元问渠居高临下地看了他一会,实在不懂这少年人在想什么。
不过是让人跪了跪,有什么好生气的?从前跪他的人多了去了,也没见有什么人不满意啊。
他被人抵着脖子威胁都没有生气。
“你求我收留你,却不告诉我名字,这是什么道理?”
少年膝盖上剧烈疼痛,牵扯上身上的伤,细密的痛又涌上来,令他额上都冒出了冷汗:“时、时重霜。”
元问渠点了点头:“关山色死秋深日,鼓角声沈霜重天,嗯,也算好名字。”
“不,是星麾重霜露,落月窥壁裘。”
“哦,是吗。”
元问渠态度太过随意,一身气度总让人不自觉产生压力,时重霜犹豫了下,手上不自觉松了力道。
“我还有很多事情没做,我还不能死,只有这里是安全的,求您,救我。”
少年似乎很少说过求人的话,此时再出口,元问渠依然感觉到少年的别扭与羞耻。
元问渠忍不住勾唇,觉得这少年有趣,转了转手上的佛珠:“那你说说,你来自哪里,为什么有人要杀你,你又是怎么过来的?
时重霜一时间沉默下来,只留眼中浓烈的恨意一闪而过。
他身上的伤似乎裂开了,而他身上早就被鲜血泡了个遍,此时从后背浸透出来,滴落在地上。
很显然,他快撑不住了。
元问渠却好似对地上的血视而不见般,神色依然没有太大的起伏:“再说,你有什么值得我收留的呢?我这里不养闲人。”
时重霜眼神闪了闪,声音暗哑,开口道:“北秦,宫变……”
元问渠托着下巴听着,时重霜说的很简单,眼里没什么情绪波动就好似与他无关一般。
简而言之,就是北秦宫变,二皇子将一众皇子杀害登基,在位太不正,准备灭口,而他母亲恰好是里面当值的宫人,知道点内情,一堆人趁乱带着他逃了出来,于是就一路追杀,到现在死的就只剩下时重霜一个。
听完,元问渠下意识手指在桌沿敲了敲:“北秦……”
元问渠忽然想起来,在他还是个称职的皇帝的时候,北秦的国君向来懦弱靠进贡买和平,两百年过去了,如今竟出了个如此杀伐决断的后人,心里不禁暗暗感叹。

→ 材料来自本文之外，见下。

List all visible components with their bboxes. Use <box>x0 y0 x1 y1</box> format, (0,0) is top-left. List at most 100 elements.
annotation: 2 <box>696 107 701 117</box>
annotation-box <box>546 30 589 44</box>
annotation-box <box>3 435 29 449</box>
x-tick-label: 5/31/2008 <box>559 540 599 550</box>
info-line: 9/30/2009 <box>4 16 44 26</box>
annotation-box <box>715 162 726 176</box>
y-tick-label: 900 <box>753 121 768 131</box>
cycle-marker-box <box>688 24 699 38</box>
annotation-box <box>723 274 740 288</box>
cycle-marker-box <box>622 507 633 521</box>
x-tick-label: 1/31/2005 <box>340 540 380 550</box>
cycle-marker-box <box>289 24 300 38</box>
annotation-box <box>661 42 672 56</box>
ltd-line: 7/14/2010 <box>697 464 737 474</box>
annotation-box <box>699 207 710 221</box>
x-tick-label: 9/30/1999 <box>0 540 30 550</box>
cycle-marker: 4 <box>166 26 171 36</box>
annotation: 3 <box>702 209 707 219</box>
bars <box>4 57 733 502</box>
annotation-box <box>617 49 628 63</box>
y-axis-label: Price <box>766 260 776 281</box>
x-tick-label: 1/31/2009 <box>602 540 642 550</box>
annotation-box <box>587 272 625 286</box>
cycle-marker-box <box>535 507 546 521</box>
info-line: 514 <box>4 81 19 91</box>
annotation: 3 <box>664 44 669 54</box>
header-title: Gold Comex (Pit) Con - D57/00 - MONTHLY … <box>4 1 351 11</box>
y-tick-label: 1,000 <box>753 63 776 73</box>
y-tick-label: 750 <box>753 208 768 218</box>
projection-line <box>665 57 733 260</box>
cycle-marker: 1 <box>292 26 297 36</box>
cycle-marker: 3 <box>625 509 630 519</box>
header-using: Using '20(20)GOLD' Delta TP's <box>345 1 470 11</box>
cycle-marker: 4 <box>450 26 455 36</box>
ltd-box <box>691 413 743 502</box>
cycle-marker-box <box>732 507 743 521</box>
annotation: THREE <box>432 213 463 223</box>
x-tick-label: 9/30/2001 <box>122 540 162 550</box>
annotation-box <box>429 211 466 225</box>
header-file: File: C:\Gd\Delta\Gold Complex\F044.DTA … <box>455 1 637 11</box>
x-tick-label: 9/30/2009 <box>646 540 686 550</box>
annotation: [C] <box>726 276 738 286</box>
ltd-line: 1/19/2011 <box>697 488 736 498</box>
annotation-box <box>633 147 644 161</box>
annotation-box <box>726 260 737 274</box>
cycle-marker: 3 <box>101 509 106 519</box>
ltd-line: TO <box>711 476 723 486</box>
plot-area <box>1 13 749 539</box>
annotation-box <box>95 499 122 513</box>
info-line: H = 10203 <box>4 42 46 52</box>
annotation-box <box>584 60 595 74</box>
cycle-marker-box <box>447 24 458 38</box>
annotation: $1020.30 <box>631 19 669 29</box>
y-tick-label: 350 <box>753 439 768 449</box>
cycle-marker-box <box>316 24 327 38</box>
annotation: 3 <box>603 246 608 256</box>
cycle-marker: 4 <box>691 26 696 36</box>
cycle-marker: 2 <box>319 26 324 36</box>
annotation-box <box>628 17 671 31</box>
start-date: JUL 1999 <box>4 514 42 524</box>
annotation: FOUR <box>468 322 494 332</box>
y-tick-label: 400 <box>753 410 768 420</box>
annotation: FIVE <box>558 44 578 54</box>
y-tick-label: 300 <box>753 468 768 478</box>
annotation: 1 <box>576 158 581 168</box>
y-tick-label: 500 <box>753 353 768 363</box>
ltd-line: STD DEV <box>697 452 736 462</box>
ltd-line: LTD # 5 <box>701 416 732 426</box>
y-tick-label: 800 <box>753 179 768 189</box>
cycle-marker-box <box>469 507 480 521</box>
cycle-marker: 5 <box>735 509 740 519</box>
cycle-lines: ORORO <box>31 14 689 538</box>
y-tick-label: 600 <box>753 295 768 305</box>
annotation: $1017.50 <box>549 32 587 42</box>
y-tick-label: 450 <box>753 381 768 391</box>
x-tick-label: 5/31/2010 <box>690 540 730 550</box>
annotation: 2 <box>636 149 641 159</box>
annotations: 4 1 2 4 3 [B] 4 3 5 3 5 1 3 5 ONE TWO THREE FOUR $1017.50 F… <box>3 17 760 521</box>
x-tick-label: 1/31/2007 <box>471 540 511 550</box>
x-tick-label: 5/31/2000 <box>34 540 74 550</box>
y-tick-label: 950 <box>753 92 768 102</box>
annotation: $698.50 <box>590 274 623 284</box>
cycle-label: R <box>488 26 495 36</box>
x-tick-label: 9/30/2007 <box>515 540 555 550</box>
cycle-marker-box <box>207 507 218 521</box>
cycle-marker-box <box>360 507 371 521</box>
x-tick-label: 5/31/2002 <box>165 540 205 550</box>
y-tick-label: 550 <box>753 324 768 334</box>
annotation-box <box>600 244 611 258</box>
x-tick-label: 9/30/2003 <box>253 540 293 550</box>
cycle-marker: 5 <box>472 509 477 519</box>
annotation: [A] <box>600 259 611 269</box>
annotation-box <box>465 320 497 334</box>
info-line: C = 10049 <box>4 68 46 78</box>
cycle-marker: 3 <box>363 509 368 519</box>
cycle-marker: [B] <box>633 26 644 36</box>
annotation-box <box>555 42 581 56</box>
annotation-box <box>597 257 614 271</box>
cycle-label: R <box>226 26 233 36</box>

良久,元问渠抬眼看着浑身凌乱气息沉重的人,漫无目的想,这么大个人扔出去好像不太好啊。
明天让来送饭的小和尚见到多不像话。
于是问:“你……会做饭吗?”
听到这话,时重霜眼神愣忪的一下,欲要开口说些什么,便突然感到眼前一花,吐出一个字后,便脸朝地直直向前摔了下去。
见人晕了过去,元问渠拢着袖子捂住口鼻挡住过重的血腥味,起身上前,轻轻抬起脚踹了踹。
真没动静了。
不会死了吧?元问渠略微纠结地心想。